A decision from the Georgia Supreme Court is prompting concern from officials at the Chatham County District Attorney’s office.  It involves offenders categorized as “sexually dangerous predators’ who have been required to wear electronic monitoring devices even after their sentence is complete.  

The Court ruled that lifetime monitoring is unconstitutional in that it allows for unreasonable searches.

“It’s disturbing that the most dangerous sex offenders in the state of Georgia who are off sentence are now going to be free to roam anywhere they want without any way to monitor them,” said Greg McConnell, the assistant chief district attorney of Chatham County.

McConnell and District Attorney Meg Heap say the constant monitoring of these offenders serves as a deterrent. 

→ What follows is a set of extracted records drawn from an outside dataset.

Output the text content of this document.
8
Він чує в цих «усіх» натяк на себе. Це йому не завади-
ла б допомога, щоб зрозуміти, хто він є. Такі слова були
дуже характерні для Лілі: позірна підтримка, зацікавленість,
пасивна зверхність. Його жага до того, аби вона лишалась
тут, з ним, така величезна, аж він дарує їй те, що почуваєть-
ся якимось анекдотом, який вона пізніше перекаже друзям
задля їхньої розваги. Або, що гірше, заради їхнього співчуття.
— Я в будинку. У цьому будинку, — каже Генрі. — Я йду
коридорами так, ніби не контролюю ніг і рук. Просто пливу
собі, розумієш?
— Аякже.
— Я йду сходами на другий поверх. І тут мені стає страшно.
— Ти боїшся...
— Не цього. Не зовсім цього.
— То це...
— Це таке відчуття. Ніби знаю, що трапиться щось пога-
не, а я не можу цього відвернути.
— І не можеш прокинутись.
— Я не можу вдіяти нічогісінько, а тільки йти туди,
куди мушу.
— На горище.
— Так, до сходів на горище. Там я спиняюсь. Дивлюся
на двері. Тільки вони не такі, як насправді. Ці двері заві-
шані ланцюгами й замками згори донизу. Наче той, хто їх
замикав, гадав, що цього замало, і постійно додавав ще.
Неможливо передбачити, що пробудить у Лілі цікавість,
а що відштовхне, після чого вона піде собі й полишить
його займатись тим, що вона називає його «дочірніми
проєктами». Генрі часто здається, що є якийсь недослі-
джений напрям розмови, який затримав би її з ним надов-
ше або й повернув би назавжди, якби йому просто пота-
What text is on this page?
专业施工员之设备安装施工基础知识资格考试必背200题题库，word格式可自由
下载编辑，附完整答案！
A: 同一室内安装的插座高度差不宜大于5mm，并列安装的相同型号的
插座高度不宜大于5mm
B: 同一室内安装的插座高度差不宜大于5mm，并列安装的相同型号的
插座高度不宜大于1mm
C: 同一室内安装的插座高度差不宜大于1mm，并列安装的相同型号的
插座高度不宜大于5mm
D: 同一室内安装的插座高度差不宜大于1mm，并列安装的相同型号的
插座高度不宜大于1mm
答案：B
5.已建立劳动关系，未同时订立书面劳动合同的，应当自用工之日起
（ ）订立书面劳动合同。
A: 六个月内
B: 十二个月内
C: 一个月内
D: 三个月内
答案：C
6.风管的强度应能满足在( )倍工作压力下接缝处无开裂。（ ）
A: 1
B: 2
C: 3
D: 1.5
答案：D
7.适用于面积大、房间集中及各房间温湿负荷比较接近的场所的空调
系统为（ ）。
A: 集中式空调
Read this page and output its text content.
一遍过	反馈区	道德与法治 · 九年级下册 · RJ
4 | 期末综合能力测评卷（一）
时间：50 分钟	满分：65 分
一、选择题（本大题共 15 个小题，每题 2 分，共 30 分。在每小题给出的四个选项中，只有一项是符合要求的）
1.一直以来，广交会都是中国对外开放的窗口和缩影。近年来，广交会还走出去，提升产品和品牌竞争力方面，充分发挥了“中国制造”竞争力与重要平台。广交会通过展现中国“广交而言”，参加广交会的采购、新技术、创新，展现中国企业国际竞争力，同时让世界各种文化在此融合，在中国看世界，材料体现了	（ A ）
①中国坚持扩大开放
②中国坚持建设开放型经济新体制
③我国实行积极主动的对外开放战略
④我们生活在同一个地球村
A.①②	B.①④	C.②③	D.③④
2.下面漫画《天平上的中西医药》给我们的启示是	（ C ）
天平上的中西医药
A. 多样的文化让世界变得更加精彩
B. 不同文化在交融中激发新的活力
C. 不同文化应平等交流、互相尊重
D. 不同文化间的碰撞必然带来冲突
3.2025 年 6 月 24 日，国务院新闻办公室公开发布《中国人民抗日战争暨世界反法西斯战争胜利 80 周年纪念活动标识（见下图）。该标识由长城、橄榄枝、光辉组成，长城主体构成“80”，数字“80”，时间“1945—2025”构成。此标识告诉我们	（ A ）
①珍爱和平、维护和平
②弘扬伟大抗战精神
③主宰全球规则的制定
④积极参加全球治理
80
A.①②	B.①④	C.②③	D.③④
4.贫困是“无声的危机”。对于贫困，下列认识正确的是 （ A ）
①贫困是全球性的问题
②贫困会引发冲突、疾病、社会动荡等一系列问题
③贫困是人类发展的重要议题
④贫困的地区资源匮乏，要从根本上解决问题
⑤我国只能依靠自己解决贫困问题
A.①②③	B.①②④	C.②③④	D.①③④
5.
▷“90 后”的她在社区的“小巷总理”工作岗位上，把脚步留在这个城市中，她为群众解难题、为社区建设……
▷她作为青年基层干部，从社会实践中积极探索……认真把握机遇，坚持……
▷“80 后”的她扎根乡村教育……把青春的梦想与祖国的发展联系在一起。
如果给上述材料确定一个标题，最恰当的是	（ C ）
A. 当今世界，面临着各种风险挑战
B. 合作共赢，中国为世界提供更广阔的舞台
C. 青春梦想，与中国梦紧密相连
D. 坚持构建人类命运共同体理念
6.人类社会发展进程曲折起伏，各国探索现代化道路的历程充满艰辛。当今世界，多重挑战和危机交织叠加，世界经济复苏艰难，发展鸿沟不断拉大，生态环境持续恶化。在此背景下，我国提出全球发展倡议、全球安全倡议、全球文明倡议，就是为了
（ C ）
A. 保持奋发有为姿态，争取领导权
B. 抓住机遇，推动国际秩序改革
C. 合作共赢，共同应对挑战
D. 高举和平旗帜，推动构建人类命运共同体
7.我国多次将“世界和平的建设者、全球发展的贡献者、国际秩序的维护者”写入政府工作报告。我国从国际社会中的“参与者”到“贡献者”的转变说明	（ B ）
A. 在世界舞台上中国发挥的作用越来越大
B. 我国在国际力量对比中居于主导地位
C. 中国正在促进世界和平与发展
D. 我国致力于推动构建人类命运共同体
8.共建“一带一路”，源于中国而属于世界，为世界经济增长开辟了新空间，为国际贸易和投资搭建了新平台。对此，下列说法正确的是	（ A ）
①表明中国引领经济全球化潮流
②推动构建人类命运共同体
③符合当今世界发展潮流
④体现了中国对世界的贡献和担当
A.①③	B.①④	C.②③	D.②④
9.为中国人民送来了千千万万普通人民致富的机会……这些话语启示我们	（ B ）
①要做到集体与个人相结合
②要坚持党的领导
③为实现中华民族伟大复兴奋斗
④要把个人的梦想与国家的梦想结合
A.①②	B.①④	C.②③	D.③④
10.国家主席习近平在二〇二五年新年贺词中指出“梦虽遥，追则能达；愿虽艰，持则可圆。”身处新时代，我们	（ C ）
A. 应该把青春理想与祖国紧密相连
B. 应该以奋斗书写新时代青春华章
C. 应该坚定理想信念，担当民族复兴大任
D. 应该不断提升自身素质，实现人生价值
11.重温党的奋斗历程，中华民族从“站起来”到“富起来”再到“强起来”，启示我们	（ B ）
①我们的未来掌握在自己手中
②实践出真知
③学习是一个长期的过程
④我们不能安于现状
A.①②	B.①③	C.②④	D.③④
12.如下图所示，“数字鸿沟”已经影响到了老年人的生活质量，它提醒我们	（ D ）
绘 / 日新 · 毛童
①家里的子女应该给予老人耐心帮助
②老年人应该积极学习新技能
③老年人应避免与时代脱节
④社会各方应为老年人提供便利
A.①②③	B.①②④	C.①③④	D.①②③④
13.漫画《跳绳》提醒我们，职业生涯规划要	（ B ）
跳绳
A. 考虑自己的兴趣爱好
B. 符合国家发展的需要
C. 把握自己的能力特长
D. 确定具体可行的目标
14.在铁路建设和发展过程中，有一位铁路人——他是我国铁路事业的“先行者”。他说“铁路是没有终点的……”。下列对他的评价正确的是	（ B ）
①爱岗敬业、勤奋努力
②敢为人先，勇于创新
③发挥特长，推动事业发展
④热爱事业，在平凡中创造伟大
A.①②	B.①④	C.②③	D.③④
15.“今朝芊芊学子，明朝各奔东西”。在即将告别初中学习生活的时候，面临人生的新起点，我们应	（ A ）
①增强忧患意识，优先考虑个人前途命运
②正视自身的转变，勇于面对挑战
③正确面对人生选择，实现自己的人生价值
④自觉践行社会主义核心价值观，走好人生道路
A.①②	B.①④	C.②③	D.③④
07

“Each of these offenders knows that they’re being monitored and I think that acts as a deterrent so they
don’t go to places that they shouldn’t go,” said McConnell.  “They don’t commit crimes knowing that if they do the monitor will reveal they were at the crime scene.”

Mcconnell and Heap told us that in Chatham County there are 17 offenders (not in custody) who have been wearing these monitors.  “With that monitor gone, if somebody goes somewhere (they shouldn’t) you can’t track them,” said Heap.

Heap also said there may be a new legislative fix in that the lifetime monitoring could be written into the actual sentence of the perpetrator.

Heap says she’s already contacted other district attorneys in the state to see if they can make a push for a bill this year.  However, she says with the current legislative session close to half over, it’s unclear if a bill could be passed this year.  Meanwhile, she says local authorities are evaluating when the monitors on the 17 individuals may have to be removed.